American artist exhibitors reinterpret I Voted sticker
October 15, 2020

Secret Identity Projects, an ongoing curatorial collaboration between American professors of jewelry and metalsmithing Kerianne Quick and Jess Tolbert, presents Amend: an online exhibition taking place in the month leading up to the United States presidential election of 2020.

Local businesswoman Heidi Lowe is a participating artist.

Exploring the past, present and future of one’s civic duty and privilege to vote and all it entails, the online exhibition brings together art jewelers and metalsmiths currently working in the United States and U.S.-Mexico border cities.

Amend commemorates the 100th anniversary of the adoption of the 19th Amendment to the U.S. Constitution, which gave women the right to vote.

This exhibition highlights the continued fight for true universal suffrage by promoting and supporting initiatives that combat voter suppression and advocate for expanding voting rights, while recognizing the suffragists’ work.

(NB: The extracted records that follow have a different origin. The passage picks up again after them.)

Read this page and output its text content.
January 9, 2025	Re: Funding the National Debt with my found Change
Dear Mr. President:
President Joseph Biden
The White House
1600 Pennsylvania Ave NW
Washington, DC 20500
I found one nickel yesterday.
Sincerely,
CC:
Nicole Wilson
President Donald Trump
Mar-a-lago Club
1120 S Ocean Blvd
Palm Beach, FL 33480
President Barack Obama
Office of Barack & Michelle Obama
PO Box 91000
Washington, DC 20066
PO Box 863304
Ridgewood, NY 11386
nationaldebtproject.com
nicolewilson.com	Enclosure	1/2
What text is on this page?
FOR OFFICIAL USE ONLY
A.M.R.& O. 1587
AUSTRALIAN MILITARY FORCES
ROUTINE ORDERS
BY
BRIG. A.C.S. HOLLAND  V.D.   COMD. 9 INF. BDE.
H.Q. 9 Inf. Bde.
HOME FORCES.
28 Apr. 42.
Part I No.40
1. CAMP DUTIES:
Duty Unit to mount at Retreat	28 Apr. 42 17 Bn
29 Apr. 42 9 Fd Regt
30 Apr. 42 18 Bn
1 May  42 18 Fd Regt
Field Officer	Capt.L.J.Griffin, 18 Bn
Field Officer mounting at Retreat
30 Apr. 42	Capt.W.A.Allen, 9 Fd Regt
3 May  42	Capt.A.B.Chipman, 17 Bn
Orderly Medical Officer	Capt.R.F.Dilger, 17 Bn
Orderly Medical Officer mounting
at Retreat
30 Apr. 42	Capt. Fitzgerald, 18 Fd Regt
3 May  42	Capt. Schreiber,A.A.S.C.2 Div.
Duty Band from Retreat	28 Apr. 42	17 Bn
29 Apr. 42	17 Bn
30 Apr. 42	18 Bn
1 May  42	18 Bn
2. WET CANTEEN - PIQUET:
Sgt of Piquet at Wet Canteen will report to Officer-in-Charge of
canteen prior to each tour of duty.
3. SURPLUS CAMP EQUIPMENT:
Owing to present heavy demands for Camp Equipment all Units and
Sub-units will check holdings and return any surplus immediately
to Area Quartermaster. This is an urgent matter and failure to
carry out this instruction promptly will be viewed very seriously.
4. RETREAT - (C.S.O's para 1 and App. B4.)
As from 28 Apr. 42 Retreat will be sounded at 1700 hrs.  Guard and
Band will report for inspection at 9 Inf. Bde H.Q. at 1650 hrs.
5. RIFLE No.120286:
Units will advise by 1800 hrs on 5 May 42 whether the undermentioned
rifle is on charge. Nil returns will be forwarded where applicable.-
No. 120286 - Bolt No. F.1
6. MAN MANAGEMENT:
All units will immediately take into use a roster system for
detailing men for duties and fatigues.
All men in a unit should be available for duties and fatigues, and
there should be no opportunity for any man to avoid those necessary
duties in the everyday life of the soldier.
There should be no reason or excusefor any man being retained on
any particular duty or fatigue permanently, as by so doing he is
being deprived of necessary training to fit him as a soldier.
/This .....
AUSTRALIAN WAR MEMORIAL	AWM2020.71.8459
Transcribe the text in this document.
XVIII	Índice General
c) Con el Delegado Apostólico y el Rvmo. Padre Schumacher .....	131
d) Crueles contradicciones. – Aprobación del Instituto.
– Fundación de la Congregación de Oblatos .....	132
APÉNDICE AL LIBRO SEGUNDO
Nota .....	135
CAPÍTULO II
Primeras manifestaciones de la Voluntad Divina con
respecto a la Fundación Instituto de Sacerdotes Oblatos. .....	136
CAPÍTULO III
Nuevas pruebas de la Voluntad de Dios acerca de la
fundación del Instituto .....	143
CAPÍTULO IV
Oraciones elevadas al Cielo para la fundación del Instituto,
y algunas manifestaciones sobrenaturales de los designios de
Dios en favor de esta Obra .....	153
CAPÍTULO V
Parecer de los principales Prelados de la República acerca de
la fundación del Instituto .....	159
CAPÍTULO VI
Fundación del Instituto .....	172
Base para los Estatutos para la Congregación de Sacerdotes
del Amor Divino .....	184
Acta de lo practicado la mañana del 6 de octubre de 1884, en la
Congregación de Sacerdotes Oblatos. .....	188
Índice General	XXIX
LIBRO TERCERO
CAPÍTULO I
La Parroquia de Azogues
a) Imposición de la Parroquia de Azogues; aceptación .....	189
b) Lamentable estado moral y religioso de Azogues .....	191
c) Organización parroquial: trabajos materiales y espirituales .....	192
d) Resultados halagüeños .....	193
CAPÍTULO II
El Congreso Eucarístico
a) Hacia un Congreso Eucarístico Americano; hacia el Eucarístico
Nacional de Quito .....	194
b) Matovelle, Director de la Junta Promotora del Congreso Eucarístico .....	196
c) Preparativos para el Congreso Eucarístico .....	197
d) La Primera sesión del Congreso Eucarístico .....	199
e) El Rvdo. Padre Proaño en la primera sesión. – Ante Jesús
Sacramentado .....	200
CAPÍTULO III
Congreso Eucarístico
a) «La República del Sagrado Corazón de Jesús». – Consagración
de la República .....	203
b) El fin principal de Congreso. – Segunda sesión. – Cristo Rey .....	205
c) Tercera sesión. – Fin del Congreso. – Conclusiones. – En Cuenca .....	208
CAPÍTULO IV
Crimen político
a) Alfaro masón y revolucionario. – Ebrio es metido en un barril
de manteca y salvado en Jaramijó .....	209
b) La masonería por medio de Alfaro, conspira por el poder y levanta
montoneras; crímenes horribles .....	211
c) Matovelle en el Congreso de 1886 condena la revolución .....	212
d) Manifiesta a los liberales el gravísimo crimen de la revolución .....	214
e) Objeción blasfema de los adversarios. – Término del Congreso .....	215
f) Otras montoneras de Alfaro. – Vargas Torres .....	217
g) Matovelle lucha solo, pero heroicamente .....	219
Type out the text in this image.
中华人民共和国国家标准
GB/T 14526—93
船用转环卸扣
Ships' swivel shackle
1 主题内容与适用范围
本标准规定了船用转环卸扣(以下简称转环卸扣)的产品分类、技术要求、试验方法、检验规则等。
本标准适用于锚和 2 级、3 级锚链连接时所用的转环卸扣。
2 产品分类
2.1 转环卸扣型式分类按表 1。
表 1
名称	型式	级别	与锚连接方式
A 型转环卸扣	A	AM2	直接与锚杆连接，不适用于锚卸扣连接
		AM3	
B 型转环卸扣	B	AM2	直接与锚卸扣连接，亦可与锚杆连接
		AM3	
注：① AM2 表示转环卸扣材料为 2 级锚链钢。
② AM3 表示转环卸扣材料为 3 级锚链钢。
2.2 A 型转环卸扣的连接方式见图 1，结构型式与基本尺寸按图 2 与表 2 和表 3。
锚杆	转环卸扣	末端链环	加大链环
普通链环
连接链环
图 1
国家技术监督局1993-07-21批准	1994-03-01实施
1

Lowe’s "Speak Out" is a cuff bracelet that doubles as a megaphone. It symbolizes the women throughout history who fought for the right to vote as well as those activists on the front lines today. The most prominent silhouettes on the piece are based on historical photographs of suffragettes. This piece is a tool to empower the wearer and to amplify her voice.

To amend a text is to make minor changes in order to make it fairer, more accurate or more up-to-date. To amend is to modify, to make better, to improve. To amend is to put right.

Secret Identity Projects invited 100 female, she/they-identifying jewelers to design a piece of jewelry using the “I Voted” sticker as a jumping-off point; they were charged to interpret it any way they like.

Jewelry artists and metalsmiths from all levels of career and expression, from emerging to master, are included in the exhibition. The work demonstrates a broad range of subject matter and concern, taking on a multitude of forms and making many declarations about voting equity and the complex, messy history it includes.

The exhibition will support Black Voters Matter through a financial contribution generated from artwork sales, and bring attention to important voting issues through informational posts on the exhibit’s Instagram page and website.

Black Voters Matter is a nonprofit organization dedicated to increasing power in marginalized, predominantly Black communities. It aims to increase voter registration and turnout, advocate for policies to expand voting rights and access, develop infrastructure where little or none exists, and fund activities related to specific elections. Effective voting allows a community to determine its own destiny.